DP-203: Data Engineering on Microsoft Azure

22%

Question 101

You are designing the folder structure for an Azure Data Lake Storage Gen2 container.
Users will query data by using a variety of services including Azure Databricks and Azure Synapse Analytics serverless SQL pools. The data will be secured by subject area. Most queries will include data from the current year or current month.

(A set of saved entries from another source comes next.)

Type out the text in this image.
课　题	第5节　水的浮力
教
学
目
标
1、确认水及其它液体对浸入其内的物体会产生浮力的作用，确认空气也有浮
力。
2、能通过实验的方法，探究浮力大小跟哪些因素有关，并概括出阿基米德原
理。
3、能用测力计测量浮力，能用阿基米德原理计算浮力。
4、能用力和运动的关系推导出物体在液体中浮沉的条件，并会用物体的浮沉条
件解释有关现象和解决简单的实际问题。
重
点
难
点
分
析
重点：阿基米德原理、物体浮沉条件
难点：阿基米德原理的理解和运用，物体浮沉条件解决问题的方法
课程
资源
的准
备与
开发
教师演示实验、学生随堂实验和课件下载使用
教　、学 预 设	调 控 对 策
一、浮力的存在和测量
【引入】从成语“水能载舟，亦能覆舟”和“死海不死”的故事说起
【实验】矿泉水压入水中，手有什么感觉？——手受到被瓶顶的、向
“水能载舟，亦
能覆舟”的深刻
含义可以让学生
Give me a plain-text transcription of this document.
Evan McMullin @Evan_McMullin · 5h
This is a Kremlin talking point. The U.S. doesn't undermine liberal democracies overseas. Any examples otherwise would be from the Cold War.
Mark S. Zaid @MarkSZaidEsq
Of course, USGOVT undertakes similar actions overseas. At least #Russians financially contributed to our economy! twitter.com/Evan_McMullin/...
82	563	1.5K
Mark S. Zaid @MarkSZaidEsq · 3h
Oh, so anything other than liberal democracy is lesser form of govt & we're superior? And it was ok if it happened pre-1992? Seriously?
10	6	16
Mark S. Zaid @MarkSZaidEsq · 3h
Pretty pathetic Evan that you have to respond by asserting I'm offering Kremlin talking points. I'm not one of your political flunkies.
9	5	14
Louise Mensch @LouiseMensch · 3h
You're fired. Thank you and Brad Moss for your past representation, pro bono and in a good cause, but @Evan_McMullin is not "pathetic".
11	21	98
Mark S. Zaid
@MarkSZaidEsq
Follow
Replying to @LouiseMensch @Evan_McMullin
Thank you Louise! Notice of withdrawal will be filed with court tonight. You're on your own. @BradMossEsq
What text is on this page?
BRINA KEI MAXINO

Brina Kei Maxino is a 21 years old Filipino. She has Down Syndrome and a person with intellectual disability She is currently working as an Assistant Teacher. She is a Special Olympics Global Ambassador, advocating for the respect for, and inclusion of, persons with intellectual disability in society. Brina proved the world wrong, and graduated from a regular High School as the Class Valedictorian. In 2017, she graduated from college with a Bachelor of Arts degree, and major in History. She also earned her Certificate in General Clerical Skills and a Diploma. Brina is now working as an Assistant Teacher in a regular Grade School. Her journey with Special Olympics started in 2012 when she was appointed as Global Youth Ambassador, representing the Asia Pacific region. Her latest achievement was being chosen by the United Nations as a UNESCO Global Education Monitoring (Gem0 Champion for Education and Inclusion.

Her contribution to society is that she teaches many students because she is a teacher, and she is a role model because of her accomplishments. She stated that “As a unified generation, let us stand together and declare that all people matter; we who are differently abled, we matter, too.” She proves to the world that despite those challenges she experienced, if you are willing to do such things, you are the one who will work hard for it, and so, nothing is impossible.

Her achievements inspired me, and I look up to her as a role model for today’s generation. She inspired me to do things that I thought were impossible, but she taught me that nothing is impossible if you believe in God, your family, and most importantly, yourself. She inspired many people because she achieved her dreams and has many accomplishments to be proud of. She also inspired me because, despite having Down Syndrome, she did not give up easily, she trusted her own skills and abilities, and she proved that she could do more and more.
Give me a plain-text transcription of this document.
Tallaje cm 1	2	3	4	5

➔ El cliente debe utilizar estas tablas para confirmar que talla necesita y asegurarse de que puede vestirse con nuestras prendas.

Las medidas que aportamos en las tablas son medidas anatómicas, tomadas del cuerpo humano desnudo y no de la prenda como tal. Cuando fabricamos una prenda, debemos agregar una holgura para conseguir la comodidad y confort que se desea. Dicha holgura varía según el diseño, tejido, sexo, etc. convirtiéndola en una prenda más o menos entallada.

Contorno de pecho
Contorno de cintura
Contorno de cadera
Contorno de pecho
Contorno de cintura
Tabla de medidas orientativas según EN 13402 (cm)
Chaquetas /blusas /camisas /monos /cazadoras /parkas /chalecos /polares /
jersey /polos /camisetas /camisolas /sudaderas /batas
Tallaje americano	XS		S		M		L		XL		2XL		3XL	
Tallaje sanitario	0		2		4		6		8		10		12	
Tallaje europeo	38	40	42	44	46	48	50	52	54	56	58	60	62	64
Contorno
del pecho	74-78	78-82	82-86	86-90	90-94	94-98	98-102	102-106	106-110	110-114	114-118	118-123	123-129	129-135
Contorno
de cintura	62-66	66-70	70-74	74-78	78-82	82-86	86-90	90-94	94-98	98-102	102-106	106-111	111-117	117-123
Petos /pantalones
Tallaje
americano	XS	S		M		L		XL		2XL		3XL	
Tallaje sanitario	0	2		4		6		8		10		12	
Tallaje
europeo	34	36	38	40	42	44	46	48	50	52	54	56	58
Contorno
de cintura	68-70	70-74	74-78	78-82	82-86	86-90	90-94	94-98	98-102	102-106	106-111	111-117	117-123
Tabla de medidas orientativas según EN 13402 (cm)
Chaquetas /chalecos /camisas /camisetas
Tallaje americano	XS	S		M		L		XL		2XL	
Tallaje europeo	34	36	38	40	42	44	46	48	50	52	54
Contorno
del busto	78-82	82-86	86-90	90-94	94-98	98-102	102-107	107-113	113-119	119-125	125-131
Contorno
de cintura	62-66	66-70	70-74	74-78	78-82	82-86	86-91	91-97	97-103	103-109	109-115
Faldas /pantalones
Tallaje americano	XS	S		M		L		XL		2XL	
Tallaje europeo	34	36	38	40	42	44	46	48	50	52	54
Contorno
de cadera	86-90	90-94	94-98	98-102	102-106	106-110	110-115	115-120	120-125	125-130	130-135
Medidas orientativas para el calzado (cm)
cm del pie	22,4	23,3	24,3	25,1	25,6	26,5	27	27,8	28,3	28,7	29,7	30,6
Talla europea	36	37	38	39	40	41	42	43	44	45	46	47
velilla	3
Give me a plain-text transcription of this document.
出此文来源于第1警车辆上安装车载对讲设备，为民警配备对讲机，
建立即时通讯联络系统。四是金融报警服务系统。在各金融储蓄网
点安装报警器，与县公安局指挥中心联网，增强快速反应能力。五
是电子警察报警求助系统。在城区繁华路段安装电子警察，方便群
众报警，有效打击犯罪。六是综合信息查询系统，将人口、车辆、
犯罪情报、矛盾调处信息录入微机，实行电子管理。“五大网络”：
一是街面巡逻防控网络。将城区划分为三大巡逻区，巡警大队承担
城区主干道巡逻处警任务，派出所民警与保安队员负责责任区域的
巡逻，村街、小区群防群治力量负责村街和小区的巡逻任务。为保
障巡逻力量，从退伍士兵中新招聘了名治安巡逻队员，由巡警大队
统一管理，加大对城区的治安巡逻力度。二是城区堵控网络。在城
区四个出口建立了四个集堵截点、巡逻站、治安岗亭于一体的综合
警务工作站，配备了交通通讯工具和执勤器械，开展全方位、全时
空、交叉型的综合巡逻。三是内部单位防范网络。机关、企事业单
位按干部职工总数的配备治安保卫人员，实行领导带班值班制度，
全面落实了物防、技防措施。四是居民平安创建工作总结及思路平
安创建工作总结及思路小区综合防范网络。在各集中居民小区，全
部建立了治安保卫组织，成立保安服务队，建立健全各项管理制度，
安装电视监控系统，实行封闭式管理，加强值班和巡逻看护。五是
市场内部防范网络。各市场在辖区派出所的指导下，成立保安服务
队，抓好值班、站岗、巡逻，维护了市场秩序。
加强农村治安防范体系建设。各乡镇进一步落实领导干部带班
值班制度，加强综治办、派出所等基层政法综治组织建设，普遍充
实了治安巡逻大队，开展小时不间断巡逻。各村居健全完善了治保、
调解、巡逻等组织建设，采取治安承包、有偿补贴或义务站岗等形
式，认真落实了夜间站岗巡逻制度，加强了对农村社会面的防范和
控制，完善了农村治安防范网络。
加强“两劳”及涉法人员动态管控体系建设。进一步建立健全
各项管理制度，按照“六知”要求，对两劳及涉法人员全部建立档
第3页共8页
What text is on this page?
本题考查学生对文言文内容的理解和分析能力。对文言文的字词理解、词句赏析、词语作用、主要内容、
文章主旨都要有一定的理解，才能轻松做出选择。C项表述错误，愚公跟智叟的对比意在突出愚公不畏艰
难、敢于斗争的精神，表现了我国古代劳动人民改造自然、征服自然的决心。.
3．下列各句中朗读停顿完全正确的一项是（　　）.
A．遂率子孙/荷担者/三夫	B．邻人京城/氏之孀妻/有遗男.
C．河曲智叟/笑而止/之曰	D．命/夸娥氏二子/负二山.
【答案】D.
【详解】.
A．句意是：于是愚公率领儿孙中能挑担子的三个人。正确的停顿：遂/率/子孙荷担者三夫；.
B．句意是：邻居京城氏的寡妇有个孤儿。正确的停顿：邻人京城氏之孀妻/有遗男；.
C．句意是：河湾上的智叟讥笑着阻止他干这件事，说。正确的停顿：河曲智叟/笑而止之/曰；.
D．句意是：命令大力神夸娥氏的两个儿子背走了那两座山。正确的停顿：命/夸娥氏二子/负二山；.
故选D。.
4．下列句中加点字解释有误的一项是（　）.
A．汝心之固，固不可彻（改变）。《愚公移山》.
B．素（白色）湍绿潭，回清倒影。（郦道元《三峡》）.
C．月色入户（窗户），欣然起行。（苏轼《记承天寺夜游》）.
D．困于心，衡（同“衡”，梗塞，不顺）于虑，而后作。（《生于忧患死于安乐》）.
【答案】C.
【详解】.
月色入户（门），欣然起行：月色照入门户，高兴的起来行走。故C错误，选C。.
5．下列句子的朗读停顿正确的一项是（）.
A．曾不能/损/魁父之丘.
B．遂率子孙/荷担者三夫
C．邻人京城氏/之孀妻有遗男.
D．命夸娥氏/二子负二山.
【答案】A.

Which folder structure should you recommend to support fast queries and simplified folder security?
/{SubjectArea}/{DataSource}/{DD}/{MM}/{YYYY}/{FileData}_{YYYY}_{MM}_{DD}.csv
/{DD}/{MM}/{YYYY}/{SubjectArea}/{DataSource}/{FileData}_{YYYY}_{MM}_{DD}.csv
/{YYYY}/{MM}/{DD}/{SubjectArea}/{DataSource}/{FileData}_{YYYY}_{MM}_{DD}.csv
/{SubjectArea}/{DataSource}/{YYYY}/{MM}/{DD}/{FileData}_{YYYY}_{MM}_{DD}.csv




Answer is /{SubjectArea}/{DataSource}/{YYYY}/{MM}/{DD}/{FileData}_{YYYY}_{MM}_{DD}.csv

There's an important reason to put the date at the end of the directory structure. If you want to lock down certain regions or subject matters to users/groups, then you can easily do so with the POSIX permissions. Otherwise, if there was a need to restrict a certain security group to viewing just the UK data or certain planes, with the date structure in front a separate permission would be required for numerous directories under every hour directory. Additionally, having the date structure in front would exponentially increase the number of directories as time went on.

Note: In IoT workloads, there can be a great deal of data being landed in the data store that spans across numerous products, devices, organizations, and customers. It's important to pre-plan the directory layout for organization, security, and efficient processing of the data for down-stream consumers. A general template to consider might be the following layout:
{Region}/{SubjectMatter(s)}/{yyyy}/{mm}/{dd}/{hh}/

Reference:
https://docs.microsoft.com/en-us/azure/storage/blobs/data-lake-storage-best-practices#batch-jobs-structure

Question 102

You need to design an Azure Synapse Analytics dedicated SQL pool that meets the following requirements:
- Can return an employee record from a given point in time.
- Maintains the latest employee information.
- Minimizes query complexity.

How should you model the employee data?
as a temporal table
as a SQL graph table
as a degenerate dimension table
as a Type 2 slowly changing dimension (SCD) table




Answer is as a Type 2 slowly changing dimension (SCD) table

A Type 2 SCD supports versioning of dimension members. Often the source system doesn't store versions, so the data warehouse load process detects and manages changes in a dimension table. In this case, the dimension table must use a surrogate key to provide a unique reference to a version of the dimension member. It also includes columns that define the date range validity of the version (for example, StartDate and EndDate) and possibly a flag column (for example, IsCurrent) to easily filter by current dimension members.

Reference:
https://docs.microsoft.com/en-us/learn/modules/populate-slowly-changing-dimensions-azure-synapse-analytics-pipelines/3-choose-between-dimension-types

Question 103

You are building an Azure Analytics query that will receive input data from Azure IoT Hub and write the results to Azure Blob storage.
You need to calculate the difference in readings per sensor per hour.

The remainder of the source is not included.